If the news of an actor or actress leaving a show is all over the entertainment news outlets, then IMHO it should be allowed to be mentioned here without any kind of spoiler warning.
The same goes for any info about an episode that is in the “official” episode description in the newspaper TV listing.
I disagree with the “all over the news” exemption. What may be “all over the news” to one person (who reads the headlines on the supermarket tabloids or visits numerous online news sites) may be brand new information to someone who hasn’t engaged in those activities, sometimes intentionally. I can’t tell you the number of times that something has been spoiled for me with an offhand, “Well, everyone already knew that, all the message boards are discussing it,” etc., when I had no clue about the spoiler, sometimes because I had specifically avoided the potential information sources. I agree that once you’re in a thread about a specific show, spoilers are bound to come up, but a simple thread title that indicates that a particular show will be discussed allows everyone to choose whether or not to participate.
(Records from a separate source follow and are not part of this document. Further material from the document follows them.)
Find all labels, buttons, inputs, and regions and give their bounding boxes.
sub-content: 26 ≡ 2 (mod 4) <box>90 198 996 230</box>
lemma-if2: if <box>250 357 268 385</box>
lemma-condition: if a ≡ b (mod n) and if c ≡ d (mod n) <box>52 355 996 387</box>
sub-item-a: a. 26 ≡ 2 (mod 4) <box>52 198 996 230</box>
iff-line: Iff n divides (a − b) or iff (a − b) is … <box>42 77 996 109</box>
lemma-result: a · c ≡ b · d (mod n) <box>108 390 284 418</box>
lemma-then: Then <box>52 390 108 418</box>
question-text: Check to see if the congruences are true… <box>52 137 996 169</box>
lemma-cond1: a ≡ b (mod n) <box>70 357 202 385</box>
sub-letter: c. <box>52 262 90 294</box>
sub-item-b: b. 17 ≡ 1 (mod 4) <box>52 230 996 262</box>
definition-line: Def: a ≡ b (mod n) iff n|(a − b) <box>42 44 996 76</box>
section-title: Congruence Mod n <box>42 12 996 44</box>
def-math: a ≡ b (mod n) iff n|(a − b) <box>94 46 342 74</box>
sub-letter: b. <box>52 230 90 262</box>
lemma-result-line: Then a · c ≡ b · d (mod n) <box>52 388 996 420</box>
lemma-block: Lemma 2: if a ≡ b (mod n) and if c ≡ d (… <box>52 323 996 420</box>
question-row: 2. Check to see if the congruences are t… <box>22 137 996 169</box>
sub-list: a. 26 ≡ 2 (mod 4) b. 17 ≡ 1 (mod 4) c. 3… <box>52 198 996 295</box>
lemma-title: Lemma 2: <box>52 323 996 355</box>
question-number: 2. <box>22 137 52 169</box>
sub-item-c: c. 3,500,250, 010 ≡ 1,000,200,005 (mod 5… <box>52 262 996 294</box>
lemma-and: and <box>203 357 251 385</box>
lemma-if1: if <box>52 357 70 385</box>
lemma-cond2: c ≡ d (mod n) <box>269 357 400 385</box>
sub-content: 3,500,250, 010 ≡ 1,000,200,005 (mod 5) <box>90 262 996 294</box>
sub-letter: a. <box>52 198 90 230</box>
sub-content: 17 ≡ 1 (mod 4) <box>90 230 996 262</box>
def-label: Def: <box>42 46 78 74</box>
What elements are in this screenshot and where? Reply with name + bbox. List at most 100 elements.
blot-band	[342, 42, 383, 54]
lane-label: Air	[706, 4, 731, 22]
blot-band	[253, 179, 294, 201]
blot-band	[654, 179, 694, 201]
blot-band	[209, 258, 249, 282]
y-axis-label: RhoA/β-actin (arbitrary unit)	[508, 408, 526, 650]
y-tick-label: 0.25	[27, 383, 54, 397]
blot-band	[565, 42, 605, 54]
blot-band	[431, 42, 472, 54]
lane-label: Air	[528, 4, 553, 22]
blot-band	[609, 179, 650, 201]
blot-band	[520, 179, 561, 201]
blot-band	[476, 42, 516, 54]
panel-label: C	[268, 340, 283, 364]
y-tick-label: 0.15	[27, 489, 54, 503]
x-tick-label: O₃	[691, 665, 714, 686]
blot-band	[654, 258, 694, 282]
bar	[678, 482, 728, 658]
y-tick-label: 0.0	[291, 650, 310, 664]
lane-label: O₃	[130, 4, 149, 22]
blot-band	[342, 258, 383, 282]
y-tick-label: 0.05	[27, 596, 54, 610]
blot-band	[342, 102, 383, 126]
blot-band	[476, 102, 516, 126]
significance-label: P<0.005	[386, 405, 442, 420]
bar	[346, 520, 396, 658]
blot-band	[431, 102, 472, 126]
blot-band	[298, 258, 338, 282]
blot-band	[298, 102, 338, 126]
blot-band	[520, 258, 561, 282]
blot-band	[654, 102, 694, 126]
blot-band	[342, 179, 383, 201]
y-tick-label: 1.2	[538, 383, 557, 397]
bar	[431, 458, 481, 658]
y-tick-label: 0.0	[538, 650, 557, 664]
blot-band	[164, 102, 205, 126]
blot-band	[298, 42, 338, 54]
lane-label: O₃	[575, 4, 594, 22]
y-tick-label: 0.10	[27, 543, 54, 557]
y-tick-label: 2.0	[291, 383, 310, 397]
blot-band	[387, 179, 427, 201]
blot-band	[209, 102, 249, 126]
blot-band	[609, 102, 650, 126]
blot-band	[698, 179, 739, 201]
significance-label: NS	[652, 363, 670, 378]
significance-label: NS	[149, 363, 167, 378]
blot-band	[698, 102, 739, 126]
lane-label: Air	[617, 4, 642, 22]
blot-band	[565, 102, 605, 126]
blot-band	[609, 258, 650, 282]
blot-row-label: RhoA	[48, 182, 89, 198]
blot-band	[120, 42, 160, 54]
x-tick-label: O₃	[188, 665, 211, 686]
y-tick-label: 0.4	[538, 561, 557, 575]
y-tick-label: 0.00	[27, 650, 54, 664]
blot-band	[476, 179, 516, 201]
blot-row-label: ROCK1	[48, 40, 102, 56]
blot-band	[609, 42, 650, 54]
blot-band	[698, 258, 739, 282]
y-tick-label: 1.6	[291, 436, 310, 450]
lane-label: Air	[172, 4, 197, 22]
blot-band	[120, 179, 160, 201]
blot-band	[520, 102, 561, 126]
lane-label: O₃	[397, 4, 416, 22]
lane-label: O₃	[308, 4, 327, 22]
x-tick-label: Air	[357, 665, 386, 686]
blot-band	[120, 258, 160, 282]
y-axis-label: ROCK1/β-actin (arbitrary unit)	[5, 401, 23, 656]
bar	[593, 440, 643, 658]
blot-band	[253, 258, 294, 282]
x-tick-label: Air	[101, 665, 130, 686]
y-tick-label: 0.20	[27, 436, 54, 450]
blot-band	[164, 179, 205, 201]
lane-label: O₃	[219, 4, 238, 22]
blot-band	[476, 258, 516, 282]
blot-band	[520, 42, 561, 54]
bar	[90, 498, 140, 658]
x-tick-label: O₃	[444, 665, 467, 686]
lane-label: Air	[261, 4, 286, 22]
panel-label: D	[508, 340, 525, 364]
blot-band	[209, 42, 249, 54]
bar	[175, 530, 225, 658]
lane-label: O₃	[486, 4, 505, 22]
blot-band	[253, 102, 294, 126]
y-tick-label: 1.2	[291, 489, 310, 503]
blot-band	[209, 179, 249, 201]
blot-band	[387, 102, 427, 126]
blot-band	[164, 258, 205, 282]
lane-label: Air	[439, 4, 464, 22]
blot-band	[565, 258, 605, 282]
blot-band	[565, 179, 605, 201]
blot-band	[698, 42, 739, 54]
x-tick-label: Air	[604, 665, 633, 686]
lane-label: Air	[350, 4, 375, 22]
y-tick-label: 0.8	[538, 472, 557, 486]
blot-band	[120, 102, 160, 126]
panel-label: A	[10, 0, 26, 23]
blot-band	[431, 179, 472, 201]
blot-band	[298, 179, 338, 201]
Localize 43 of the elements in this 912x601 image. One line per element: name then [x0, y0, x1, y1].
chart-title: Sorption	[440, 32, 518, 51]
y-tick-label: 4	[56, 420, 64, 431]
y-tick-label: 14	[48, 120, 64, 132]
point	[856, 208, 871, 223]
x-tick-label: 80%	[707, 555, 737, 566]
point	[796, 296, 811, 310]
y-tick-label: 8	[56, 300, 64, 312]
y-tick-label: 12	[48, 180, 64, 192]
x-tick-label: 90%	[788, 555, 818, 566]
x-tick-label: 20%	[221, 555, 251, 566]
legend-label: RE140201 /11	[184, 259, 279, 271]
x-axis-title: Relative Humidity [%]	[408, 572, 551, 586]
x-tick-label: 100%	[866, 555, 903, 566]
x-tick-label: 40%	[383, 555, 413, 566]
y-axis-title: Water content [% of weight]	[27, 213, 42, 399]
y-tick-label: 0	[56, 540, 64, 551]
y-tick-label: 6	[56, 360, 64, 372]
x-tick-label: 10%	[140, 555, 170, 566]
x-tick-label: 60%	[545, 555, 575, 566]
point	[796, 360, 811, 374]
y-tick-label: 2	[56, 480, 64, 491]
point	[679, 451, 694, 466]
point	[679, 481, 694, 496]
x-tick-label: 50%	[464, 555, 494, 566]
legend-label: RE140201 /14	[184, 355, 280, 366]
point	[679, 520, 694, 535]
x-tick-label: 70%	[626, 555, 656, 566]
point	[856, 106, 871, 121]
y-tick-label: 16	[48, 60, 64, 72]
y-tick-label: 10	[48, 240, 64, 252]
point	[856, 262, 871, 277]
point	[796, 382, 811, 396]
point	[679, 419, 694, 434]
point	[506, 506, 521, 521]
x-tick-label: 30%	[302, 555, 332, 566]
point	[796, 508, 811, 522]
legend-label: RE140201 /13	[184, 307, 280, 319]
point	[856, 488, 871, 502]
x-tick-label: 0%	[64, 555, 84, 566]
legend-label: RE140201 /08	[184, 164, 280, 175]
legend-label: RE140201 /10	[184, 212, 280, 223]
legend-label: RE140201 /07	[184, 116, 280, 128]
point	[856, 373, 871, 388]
I’ll take that further by being in the “We’re grownups talking about books, movies, and TV shows, ferchrissake! Dump the spoilers entirely!” camp. I was “meh” about it until there was a thread in which plot points of “To Kill a Frikkin’ Mockingbird” got spoilered. That was the last straw. Spoiler tags are stupid and are for people who place too damned much importance on the crap they read or view.
Oh, I agree with you about that. If a thread is marked SPOILERS then it contains spoilers, end of story.
What I’m talking about are things such as what-I-saw-on-Entertainment-tonight or what-I-saw-in-the-previews-that-some-people-don’t-watch being mixed into a NON-spoiler thread. Or, more commonly, something that would spoil episode 17 being discussed in the SPOILER thread for episode 16.
The most contentious example of this is discussion of stuff-in-next-episode-previews in TV show threads. On the SDMB, some shows (24) require spoiler boxing of preview discussions. Some (Lost) do not. Given that there are a non-trivial number of people who do not like to watch the previews (and I find it hilarious that people are always complaining about how the episode was less fun because of something misleading they saw in the previews… guess what, DON’T WATCH THEM!!!), isn’t it just erring on the side of courtesy to put such discussions in spoiler boxes? Similarly, ABC may be running ads every 15 minutes in every one of their shows saying “on next week’s Lost, SOMEONE WILL DIE”, so you think it’s quite reasonable to discuss who that might be; but I watch no ABC shows other than Lost and fast forward through ads, so have no idea that someone will die and do not WANT to know that someone will die, because then as I watch the episode, I’m constantly feeling jerked around every time someone is in danger.
Now, plenty of people obviously feel differently, but that’s why spoiler boxes exist… so people can read what they want and not what they don’t want.
I don’t get it. What’s your point? What does being grown ups have to do with it? If anything, I’d say that the more mature you are, the more likely you are to realize that different people have different preferences for how they view/read things, and different people have read/seen different things.
Isn’t there a difference though between a movie still in the theaters or a show just shown and something that is over a year old?
I agree, nothing about “To Kill the Mockingbird” needs to be spoiled, neither the fact the Beauty killed the Mockingbird nor that Nosebleed was the gun.
Some sort of time limit should be acceptable with a few odd exceptions. In a thread where the Op says, *“I am in the middle of reading the Hobbit and I was wondering how come Biblo did not just turn back”. * No one should blurt out that “then he would never have helped killed the Dragon and find the Ring.” That would be an exceptional circumstance and should be spoiler tagged if mentioned at all.
And older yet you start thinking, “It’s just a TV show! Quit investing so much of yourself in it that finding out how it ends ruins it for you.” And just a wee bit older you say it out loud.
Another thing you have to consider is that, what may be popular knowledge to the US audiences, as it’s the episode that’s coming up within a week or two, is often not going to be broadcast in foreign markets for possibly many months yet. So pre-bombshell plot points are often not even known to those audiences, let alone the big one the thread’s about.
So having a less explicit thread title including the word spoilers is definitely a good idea for that situation.
What does “it’s just a TV show” even mean? There are things in my life that do purely for entertainment… watch TV, read books, post on the SDMB. They are somewhat important to me, but less important than, say, my health. When something happens that makes them less fun, that makes my life less happy. Not in some massive way where I can’t survive woe is me yada yada. But why wouldn’t I want my life to be more fun? And why shouldn’t I attempt to convince people of this, when there are very simple steps they can take to effect it?
If only. I actually had someone complain once about open spoilers in a thread I had made with “(OPEN SPOILERS)” in the title about Big Brother speculation for the final four. Part of the pisser of it was that there are a few of us, maybe five or six, who routinely participate in those BB spoiler threads, and this guy wasn’t one of them. He could have started a thread of his own if he didn’t like our established format. But I feared risking contentiousness in Cafe Society, so I folded like a cheap rug and had the title changed. But the thread smelled like it had been shat in from then until it died.